2020 was certainly a year to remember/forget (delete as applicable).
But at the level of the sightseeing and experiences sector, what are the key moments of the year, beyond the complete destruction of our collective livelihoods caused by COVID?
The end of petrol and diesel sightseeing by 2030
Although mooted at the back end of a turbulent period in the history of the industry, when so many other things happened, 2020 will also be remembered as the year when genuine progress was made around changes to how sightseeing was carried out.
Feedback from this call was mixed. A few people argue that with no income in 2020 and limited expected in 2021, setting this goal is an impossible and irrelevant target. Others, like myself, point at evidence of climate change and suggest this is way too little, way too late.
Either way, I predict petrol and diesel based sightseeing WILL be history by 2030. Bear this in mind as you buy new buses, shuttles and other sightseeing vehicles.
Read more about it in a previous discussion.
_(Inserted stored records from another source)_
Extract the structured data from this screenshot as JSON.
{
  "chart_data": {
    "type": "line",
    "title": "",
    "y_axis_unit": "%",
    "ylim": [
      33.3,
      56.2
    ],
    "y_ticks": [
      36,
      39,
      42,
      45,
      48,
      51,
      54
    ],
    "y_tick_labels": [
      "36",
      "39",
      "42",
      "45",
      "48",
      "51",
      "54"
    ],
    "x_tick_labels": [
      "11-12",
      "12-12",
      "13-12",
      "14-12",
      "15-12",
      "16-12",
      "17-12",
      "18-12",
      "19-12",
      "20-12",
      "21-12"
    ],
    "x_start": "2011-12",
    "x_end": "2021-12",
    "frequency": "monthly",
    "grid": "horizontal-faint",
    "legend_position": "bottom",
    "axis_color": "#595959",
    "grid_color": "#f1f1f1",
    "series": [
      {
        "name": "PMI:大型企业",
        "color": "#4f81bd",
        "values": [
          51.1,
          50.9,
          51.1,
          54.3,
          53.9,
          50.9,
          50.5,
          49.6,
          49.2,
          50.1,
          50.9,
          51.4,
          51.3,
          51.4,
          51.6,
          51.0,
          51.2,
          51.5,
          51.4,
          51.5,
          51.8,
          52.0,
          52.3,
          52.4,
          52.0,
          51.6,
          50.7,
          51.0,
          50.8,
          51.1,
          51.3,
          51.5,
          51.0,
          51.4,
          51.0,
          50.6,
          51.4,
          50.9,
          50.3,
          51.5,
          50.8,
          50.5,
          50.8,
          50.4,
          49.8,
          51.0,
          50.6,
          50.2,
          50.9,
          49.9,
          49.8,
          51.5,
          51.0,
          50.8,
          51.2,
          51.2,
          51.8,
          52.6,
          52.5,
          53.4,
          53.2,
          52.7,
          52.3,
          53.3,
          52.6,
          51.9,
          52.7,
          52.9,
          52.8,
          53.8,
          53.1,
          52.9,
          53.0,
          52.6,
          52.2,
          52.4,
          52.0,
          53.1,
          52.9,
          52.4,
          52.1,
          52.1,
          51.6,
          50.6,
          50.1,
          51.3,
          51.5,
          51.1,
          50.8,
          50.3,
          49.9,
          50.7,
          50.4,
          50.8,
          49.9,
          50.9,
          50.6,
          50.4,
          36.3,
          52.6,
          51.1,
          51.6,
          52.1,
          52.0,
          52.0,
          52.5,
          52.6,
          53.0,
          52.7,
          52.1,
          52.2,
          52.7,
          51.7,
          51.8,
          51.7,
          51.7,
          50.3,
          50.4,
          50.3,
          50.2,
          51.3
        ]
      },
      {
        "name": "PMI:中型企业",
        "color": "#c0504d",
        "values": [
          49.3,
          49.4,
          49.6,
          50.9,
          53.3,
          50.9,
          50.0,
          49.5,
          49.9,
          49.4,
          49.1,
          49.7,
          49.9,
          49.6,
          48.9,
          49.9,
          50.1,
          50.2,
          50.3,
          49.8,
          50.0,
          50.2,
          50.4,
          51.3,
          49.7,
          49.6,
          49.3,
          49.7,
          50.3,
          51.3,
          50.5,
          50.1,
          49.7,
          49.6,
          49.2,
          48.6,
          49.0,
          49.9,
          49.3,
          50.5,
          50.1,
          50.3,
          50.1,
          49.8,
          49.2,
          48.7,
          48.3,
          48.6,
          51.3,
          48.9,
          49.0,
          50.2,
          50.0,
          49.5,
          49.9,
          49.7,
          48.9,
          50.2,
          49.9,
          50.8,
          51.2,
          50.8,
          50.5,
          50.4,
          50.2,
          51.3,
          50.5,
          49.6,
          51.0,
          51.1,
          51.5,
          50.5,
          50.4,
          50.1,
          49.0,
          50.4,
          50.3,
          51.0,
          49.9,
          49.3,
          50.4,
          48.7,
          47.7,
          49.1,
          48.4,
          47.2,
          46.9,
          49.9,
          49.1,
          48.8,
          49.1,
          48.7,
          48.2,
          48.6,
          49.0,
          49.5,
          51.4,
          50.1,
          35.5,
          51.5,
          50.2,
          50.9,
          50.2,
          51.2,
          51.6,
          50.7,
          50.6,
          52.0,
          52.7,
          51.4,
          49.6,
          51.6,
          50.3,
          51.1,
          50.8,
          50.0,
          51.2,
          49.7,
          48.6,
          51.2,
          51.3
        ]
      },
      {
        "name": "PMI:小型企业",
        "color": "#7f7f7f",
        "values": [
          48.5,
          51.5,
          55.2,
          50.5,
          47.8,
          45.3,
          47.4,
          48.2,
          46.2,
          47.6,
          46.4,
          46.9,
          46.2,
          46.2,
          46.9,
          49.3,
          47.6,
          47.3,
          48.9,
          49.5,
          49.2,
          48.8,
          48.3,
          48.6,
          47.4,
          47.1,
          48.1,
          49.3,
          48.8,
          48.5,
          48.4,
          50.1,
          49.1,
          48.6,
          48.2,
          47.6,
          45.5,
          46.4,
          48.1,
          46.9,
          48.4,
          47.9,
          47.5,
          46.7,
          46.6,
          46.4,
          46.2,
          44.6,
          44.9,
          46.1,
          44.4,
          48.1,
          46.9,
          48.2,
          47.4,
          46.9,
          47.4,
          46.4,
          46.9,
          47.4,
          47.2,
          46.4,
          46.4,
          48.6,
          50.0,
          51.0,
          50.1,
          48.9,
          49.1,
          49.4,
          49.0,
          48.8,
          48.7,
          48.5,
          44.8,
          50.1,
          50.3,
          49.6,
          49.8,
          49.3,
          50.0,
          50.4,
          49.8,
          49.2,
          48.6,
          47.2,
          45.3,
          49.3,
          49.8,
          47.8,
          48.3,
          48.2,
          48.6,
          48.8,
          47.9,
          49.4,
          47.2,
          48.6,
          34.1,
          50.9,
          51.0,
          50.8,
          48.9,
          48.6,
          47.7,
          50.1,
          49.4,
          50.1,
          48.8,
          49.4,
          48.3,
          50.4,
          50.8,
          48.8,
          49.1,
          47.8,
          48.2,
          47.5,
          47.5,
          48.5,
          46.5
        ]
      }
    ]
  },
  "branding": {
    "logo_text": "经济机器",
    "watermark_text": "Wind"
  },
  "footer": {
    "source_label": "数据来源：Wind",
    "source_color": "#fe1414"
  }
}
Digital tours and activities launched and failed
In the early days of the pandemic, it looked like digital sightseeing was the next big thing.
Two approaches dominate:
- Customer static/host static (with Airbnb appearing to take a leading position)
- Customer static/host moving (e.g. Amazon, Local Purse & My Real Trip)
Am I excited by either approach? Not massively. I believe the customer has to move in the real world, not the host.
Autonomous sightseeing vehicles moved a step nearer
At the Arival event in 2018, I wore a t-shirt that said that urban vehicle based sightseeing must transition to autonomous vehicles by 2025. I was happy with that date, it felt a little conservative, however it is not wise to announce a date such as this and then not meet it.
In 2020, Amazon (Zoox) and Lyft announced that they will be operational, commercially, by 2022/2023 in multiple markets. Google (Waymo), also in 2020, started accepting customer money for autonomous vehicle rides in one market: Phoenix.
For those who didn’t believe that this timeline was likely at all, 2020 was the year that showed that these vehicles ARE coming soon and at scale. For vehicle based sightseeing companies in these early market cities, transitioning by 2025 is wildly insufficient.
Expedia resets foundations and looks in prime position to win in 3-5 years time
Back in the day, as CEO/CTO of TourCMS, I lead Expedia’s first reservation system connectivity project in 2015, leading to Gray Line winning the Expedia Epic Award for 2016.
As such. I know the business as well as any external person who can talk without any current relationship.
In 2020, Expedia shut its on-the-ground retail business and shifted much of the online retailing to be based on Tripadvisor/Viator supply.
This was was seen as a major loss to the sector but I see it another way. I see this as Expedia Group positioning to win in the future.
This may or may not be an intentional strategy, but Expedia is now free of its legacy business and able to build up again in the new form that is becoming clear will become the dominant industry structure. For tours, the OTA retailer model is on the way out.
Compare Expedia’s position with that of GetYourGuide. The Germany-based business knows that, for tours, its Originals brand is the right way to go (and I agree).
However, GetYourGuide appears to be struggling to transition to this strategy as it has to move into that position at significant scale, given its pre-existing funding level.
I see an opportunity for Expedia to deliver on the new industry-wide structure before GetYourGuide achieves it, as Expedia is now unencumbered by an online and offline legacy business.